Geboren 1941 in Hilden, Deutschland, lebt in Düsseldorf
„Ich stehle Bilder“, erklärt Hans Peter Feldmann. Tatsächlich hat er, als er 1968 mit der Malerei aufhörte und zur Fotografie überging, dies auf konzeptionelle Weise getan. Er verfolgt ein Konzept, das als Versuch beschrieben werden kann, das Ausmaß zu verstehen, in dem unsere Wahrnehmung und unsere Vorstellungen von der Welt durch Fotografien gefiltert und bestimmt werden. Ist die verführerische Form der Beine von Frauen in unseren Erinnerungen durch die Realität oder durch die fotografierten Werbung eingraviert?
Feldmann verbringt den größten Teil seiner Zeit damit, in Zeitungen, Zeitschriften, Büchern, auf Flohmärkten, in Antiquariaten und Secondhand-Läden nach Bildern und Objekten zu suchen, ohne ästhetische Urteile zu fällen. Er unterscheidet nicht zwischen Massenware, Kitsch, Abfall oder Hochkunst. Für ihn ist alles interessante Bildquelle, nicht nur Fotografien, sondern auch alltägliche Gegenstände wie Kuchenformen. Er fügt Hunderte von Fotografien, Zeichnungen, Dokumenten und Objekten zu Collagen zusammen: Erdbeeren und die verführerisch entblößten Knie sitzender Frauen, wie sie die Werbekamera zeigt, Kuchenformen aus den 1950er Jahren und bunte High-Heels. Werbung, Erinnerungen, Fantasie und Realität verschmelzen und werden zu den Bildern, die in unseren Köpfen gespeichert sind und auf diese Weise kollektiv werden.
Nur selten fotografiert Feldmann selbst, zum Beispiel wenn er die Aussicht aus einem Hotelzimmer fotografiert, in dem er übernachtet hat. Welches Bild wurde in unserer Erinnerung geschrieben: das Original oder das, das die Kamera eingefangen hat?
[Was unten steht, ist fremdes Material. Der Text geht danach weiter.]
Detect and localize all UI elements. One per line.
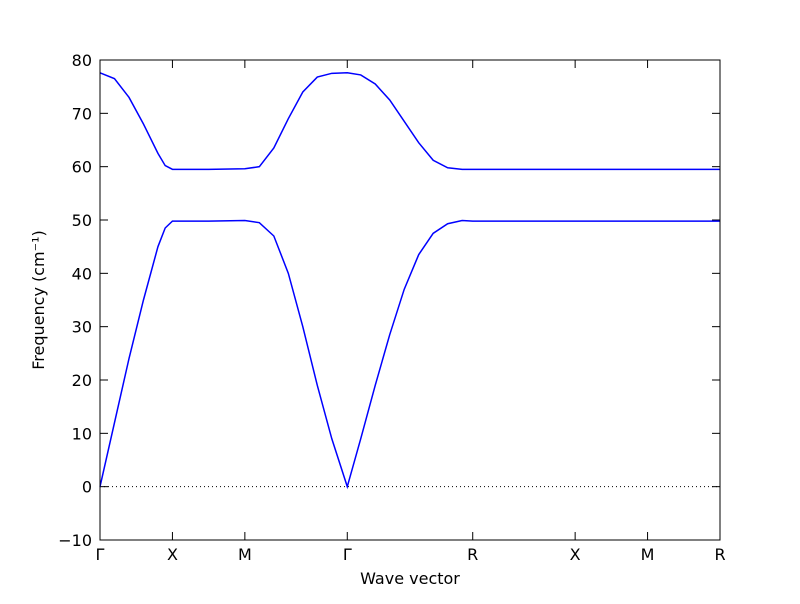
y-tick-label: 0: [82, 478, 92, 497]
x-tick-label: R: [714, 545, 725, 564]
x-tick-label: Γ: [96, 545, 105, 564]
x-tick-label: X: [570, 545, 581, 564]
y-tick-label: 70: [72, 104, 92, 123]
y-tick-label: 60: [72, 158, 92, 177]
x-tick-label: M: [238, 545, 252, 564]
x-tick-label: M: [641, 545, 655, 564]
line: [99, 72, 720, 171]
x-tick-label: Γ: [343, 545, 352, 564]
y-tick-label: 50: [72, 211, 92, 230]
x-tick-label: R: [467, 545, 478, 564]
y-tick-label: 20: [72, 371, 92, 390]
line: [99, 219, 720, 490]
y-tick-label: 10: [72, 424, 92, 443]
y-tick-label: 40: [72, 264, 92, 283]
y-tick-label: 80: [72, 51, 92, 70]
y-tick-label: −10: [58, 531, 92, 550]
y-axis-label: Frequency (cm⁻¹): [29, 230, 48, 369]
y-tick-label: 30: [72, 318, 92, 337]
x-axis-label: Wave vector: [360, 569, 460, 588]
plot-frame: [99, 59, 721, 541]
x-tick-label: X: [167, 545, 178, 564]
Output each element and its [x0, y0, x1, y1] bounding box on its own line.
Feldmanns Serie „All the Clothes of a Woman“ (1974) mit 72 Schwarz-Weiß-Fotografien ist legendär. Jedes Foto zeigt ein Kleidungsstück einer Frau, wie ein Rock, ein BH oder Strümpfe. Seine Serie „101 Portraits“ aus dem Jahr 2001, die 100 Jahre menschlichen Lebens dokumentiert, beginnend mit einem neugeborenen Baby, bleibt unvergesslich. Ausnahmsweise nimmt Feldmann sogar den Pinsel in die Hand. Wenn er das tut, malt er Pin-ups oder eine großformatige Kopie von Michelangelo’s „David“ in Gelb und setzt diese Verkörperung der hohen Kunst dem Trubel des Alltagslebens aus.
Feldmanns Werk ist buchstäblich besessen von dem Alltäglichen und dem Vertrauten.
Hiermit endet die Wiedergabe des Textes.